Perché l’ambiente è importante, e noi che ci vantiamo di far parte di quella società civile che tanto si agita e combatte, lo sappiamo benissimo. Noi che veniamo dalla terra di Sardegna, che facciamo i conti ogni estate con la siccità, col fuoco che desertifica la nostra terra, con l’uranio impoverito dei soldati americani o israeliani che uccidono le nostre genti con tumori innovativi e devastanti, l’ambiente lo abbiamo a cuore. 

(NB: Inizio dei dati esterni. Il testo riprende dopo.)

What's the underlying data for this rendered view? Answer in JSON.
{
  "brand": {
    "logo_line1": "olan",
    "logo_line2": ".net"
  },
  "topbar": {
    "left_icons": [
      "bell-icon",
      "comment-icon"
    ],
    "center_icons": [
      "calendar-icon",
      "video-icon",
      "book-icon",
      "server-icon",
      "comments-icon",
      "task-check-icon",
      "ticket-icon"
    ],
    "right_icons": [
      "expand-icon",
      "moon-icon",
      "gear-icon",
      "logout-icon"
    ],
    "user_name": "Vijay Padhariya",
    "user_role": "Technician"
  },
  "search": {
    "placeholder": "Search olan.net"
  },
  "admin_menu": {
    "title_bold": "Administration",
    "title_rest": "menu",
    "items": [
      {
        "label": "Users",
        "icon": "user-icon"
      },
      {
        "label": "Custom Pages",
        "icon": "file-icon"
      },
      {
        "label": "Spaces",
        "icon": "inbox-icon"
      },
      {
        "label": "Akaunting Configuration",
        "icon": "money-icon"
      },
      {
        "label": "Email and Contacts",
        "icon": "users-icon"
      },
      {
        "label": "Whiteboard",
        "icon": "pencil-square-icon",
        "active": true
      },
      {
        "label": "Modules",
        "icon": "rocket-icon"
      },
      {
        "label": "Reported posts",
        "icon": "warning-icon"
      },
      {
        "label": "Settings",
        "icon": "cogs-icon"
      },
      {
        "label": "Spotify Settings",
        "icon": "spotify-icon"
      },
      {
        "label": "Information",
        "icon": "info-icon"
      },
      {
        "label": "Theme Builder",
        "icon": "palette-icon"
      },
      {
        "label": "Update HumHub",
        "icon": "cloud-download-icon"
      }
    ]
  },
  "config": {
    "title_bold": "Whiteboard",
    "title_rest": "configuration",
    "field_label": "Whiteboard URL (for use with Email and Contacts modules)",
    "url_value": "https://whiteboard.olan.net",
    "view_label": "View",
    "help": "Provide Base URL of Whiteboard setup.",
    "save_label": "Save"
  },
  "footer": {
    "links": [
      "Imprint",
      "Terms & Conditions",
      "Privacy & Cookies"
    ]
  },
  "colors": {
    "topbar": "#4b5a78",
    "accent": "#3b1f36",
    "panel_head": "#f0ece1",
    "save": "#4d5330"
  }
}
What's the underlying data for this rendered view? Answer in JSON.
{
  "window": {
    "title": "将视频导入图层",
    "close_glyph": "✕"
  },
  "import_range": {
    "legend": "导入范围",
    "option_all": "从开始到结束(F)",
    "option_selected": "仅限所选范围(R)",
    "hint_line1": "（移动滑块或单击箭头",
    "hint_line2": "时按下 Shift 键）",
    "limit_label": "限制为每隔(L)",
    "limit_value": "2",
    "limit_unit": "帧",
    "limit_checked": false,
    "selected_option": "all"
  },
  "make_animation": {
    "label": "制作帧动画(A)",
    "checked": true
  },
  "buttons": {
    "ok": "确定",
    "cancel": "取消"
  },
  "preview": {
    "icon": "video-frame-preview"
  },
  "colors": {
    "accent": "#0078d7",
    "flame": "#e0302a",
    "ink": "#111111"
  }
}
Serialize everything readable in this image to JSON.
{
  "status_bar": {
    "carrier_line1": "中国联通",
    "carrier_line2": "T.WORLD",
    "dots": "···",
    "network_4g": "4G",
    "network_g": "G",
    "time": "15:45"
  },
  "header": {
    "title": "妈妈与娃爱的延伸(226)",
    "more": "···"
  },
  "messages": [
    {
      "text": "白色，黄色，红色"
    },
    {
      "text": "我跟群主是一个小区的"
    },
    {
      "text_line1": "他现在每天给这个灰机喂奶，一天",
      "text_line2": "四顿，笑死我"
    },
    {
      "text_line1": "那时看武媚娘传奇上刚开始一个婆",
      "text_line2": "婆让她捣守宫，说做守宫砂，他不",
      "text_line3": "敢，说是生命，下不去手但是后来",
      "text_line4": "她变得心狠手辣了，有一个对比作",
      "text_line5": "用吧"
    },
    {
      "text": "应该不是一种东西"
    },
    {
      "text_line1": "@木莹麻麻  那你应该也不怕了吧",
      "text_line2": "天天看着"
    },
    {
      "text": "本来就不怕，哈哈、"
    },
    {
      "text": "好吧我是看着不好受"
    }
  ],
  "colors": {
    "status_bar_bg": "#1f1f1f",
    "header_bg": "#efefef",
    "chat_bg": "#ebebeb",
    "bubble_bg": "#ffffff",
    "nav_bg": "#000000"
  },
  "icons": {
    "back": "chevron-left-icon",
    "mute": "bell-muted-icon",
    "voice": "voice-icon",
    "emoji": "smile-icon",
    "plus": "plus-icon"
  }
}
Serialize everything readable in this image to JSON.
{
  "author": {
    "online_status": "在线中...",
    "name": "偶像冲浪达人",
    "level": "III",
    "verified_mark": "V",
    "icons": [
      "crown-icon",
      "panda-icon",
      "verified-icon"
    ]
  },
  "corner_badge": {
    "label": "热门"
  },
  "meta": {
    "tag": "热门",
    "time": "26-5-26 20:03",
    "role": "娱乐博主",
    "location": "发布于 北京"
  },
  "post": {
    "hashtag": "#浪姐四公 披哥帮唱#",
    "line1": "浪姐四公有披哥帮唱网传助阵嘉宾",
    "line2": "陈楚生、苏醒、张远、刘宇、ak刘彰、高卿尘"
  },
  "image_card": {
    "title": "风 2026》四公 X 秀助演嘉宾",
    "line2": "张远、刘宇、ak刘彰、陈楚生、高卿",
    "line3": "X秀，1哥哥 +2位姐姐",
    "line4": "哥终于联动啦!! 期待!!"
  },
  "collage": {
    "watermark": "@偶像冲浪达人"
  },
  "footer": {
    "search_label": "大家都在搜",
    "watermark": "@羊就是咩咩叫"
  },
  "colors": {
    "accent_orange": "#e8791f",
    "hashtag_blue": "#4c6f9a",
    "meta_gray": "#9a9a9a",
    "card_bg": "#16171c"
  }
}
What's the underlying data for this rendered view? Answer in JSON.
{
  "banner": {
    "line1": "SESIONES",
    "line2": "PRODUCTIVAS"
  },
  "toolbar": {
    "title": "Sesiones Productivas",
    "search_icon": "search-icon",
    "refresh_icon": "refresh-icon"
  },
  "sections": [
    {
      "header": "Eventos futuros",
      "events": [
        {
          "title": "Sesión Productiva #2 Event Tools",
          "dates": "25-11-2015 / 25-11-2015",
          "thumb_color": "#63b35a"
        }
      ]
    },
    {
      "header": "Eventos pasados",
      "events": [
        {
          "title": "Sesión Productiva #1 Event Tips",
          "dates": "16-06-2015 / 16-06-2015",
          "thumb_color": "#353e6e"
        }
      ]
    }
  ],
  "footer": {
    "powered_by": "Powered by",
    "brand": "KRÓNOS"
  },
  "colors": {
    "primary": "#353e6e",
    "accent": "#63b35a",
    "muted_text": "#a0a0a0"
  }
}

Come lo hanno a cuore i cittadini di Taranto, per le loro deformità, per i loro record di tumori, per i fumi velenosi. L’ambiente è importante. E la TAV, e il dissesto idrogeologico, e le discariche abusive, e la spazzatura per le strade sono tutte quelle cose che ci fanno imbestialire. E noi ci proviamo a rispettarlo questo ambiente mortificato dalla disumanità dell’uomo d’affari che lo ha reso devastato. Noi lo abbiamo sempre voluto un ministro attento, uno che “sapesse il fatto suo” uno che finalmente riuscisse anche a spiegarmi perché nel 2013 alle sei del pomeriggio i rubinetti di casa mia restano secchi, ed è proibito persino fare la cacca.
Grazie ministro Clini, per la sua genialità. Sia più ardito, si faccia più spavaldo e vada oltre in una sorta di ministero “No Limits”: ce lo dica che oltre che cambiarci le mutande, dovremmo anche lavarci il culo ogni quattro giorni. Vuol mettere la soddisfazione di risparmiare un po’ di più?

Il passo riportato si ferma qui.